Gerindra Polling Wacana Pendidikan Agama Dihapus, Warganet Malah Mencibir

Pebriansyah Ariefana, Novian Ardiansyah

Rabu, 10 Juli 2019 | 11:13 WIB
Gerindra Polling Wacana Pendidikan Agama Dihapus, Warganet Malah Mencibir
Siswa SMP Negeri 26 di Jalan Mangga, Kecamatan Beji, Kota Depok, Jawa Barat sedang melaksanakan Ujian Nasional Berbasis Komputer (UNBK), Senin (22/4/2019). (Suara.com/Supriyadi)

Suara.com - Akun Twitter resmi milik Partai Gerindra @Gerindra mengajukan sebuah pertanyaan yang ditujukan untuk warganet melalui unggahannya.

Dalam cuitannya itu, akun @Gerindra bertanya pendapat warganet ihwal wacana penghapusan pendidikan agama di sekolah.

"Bagaimana tanggapan kawan-kawan warganet mengenai wacana penghapusan pendidikan agama dari kurikulum sekolah?" tulis @Gerindra seperti dikutip Suara.com, Rabu (10/7/2019).

Namun alih-alih mendapat jawaban yang sesuai, pertanyaan itu justru mendapat banyak cibiran dari warganet. Kebanyakan dari mereka mempertanyakan apakah pertanyaan tersebut menjadi bagian dari program Partai Gerindra yang ingin menghapus pendidikan agama di sekolah atau bukan.

"Waduh Gerindra mau pendidikan agama dihapuskan???" tulis akun @makLambeTurah.

"Capek ya min jualan agama nggak menang- menang, makanya mau dihapusin?" tulis akun @IbuNe_neng.

"Nggak ada bahan lain untuk digoreng kah, min?
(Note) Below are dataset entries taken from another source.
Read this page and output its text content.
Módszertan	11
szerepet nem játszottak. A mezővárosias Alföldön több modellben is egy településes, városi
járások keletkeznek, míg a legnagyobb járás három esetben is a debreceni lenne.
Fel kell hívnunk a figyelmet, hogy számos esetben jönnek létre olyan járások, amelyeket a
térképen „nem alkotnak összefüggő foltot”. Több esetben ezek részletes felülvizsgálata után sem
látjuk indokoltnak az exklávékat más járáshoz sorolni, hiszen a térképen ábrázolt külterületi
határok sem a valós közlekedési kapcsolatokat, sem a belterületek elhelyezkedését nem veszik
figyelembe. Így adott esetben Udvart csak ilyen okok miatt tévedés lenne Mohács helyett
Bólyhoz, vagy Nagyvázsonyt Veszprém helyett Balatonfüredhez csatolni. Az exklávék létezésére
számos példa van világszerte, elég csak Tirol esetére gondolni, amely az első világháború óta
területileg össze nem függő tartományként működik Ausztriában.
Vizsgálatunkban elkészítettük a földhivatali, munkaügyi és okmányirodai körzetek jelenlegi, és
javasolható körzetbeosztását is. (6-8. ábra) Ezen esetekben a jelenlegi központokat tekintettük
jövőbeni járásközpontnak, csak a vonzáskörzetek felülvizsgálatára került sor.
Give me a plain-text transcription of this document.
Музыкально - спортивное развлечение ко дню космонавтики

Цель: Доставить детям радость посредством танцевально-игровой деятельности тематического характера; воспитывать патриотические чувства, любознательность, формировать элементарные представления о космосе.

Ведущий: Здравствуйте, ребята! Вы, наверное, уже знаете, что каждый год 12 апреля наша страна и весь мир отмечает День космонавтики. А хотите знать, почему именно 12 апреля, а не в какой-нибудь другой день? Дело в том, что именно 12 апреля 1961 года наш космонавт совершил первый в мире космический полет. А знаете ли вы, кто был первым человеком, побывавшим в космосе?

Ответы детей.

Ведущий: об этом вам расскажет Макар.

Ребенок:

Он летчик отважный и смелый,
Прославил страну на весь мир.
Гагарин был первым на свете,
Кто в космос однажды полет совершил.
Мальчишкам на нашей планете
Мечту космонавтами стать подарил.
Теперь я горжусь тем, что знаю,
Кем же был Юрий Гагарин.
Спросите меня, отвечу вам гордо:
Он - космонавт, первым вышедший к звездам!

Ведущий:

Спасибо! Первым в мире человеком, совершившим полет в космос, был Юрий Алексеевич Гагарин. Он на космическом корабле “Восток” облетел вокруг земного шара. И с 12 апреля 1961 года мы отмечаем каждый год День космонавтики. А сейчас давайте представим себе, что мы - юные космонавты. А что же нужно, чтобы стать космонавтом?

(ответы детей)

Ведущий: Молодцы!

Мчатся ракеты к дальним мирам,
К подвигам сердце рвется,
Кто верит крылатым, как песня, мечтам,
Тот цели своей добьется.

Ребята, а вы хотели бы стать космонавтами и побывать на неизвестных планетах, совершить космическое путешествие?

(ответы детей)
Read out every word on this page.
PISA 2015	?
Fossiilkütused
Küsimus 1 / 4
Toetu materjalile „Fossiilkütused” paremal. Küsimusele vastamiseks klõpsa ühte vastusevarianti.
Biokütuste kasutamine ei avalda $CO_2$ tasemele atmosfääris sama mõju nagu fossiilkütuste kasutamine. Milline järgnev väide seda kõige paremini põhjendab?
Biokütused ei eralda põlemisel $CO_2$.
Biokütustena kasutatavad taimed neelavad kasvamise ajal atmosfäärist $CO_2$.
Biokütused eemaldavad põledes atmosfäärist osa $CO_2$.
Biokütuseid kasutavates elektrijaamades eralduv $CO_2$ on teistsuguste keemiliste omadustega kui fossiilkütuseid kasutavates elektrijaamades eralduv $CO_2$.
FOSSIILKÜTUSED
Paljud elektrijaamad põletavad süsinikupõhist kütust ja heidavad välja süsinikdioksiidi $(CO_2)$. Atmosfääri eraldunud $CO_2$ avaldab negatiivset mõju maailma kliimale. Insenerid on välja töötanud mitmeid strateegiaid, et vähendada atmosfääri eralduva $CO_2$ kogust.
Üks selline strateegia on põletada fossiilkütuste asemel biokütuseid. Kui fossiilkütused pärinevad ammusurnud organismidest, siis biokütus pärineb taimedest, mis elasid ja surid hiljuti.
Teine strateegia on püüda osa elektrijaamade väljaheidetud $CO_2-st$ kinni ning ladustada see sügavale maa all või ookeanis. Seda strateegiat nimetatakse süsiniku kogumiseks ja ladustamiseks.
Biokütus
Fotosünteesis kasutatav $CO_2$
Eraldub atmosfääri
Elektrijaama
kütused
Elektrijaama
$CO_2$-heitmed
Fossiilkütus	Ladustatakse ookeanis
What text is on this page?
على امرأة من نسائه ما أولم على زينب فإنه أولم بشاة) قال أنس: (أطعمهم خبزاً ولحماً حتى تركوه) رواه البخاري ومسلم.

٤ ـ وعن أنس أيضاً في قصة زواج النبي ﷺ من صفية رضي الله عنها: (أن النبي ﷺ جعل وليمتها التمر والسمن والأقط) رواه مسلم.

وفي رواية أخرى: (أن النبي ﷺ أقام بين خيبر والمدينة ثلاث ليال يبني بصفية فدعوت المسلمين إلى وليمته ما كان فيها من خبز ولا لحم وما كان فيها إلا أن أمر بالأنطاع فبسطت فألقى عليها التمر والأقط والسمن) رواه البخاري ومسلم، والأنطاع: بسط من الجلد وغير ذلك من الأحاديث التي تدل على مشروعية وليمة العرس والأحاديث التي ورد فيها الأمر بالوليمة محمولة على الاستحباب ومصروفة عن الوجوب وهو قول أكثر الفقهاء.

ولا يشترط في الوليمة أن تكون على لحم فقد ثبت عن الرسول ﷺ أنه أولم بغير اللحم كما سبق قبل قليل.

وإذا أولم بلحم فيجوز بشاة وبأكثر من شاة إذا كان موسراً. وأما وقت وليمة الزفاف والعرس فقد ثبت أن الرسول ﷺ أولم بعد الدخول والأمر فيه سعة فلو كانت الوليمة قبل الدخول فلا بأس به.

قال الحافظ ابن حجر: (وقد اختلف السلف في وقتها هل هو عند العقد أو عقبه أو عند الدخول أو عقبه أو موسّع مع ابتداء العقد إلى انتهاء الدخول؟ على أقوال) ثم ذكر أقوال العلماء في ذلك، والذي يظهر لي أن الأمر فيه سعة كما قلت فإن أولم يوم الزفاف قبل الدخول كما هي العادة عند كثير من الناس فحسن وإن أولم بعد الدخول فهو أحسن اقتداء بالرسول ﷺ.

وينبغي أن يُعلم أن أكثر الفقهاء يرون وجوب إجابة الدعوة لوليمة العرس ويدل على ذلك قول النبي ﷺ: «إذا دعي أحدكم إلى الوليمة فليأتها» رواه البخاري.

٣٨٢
Kasian amat kamu min...," tulis akun @narkosun

Bahkan pertanyaan oleh akun @Gerindra itu mendapat perhatian dari Juru Bicara Partai Solidaritas Indonesia (PSI) Guntur Romli.

Melalui akun @GunRomli, Guntur meninggalkan komentarnya dengan menyinggung kekalahan Ketua Umum Lartai Gerindra Prabowo Subianto dalam Pilpres 2019.

baca juga

"Alhamdulillah @prabowo kalah akhirnya pendidikan agama tidak jadi dihapus dari kurikulum di sekolah, begitu kan maksudmu @Gerindra?" cuit Guntur Romli.

Sebelumnya, Komisioner Komisi Perlindungan Anak Indonesia (KPAI) Bidang Pendidikan, Retno Listyarti memandang pendidikan agama di sekolah tidak perlu dihapuskan, tetapi sebaiknya metode pembelajarannya diubah.

Sebelumnya praktisi pendidikan Setyono Djuandi Darmono menganjurkan agar pendidikan agama di sekolah dihapuskan.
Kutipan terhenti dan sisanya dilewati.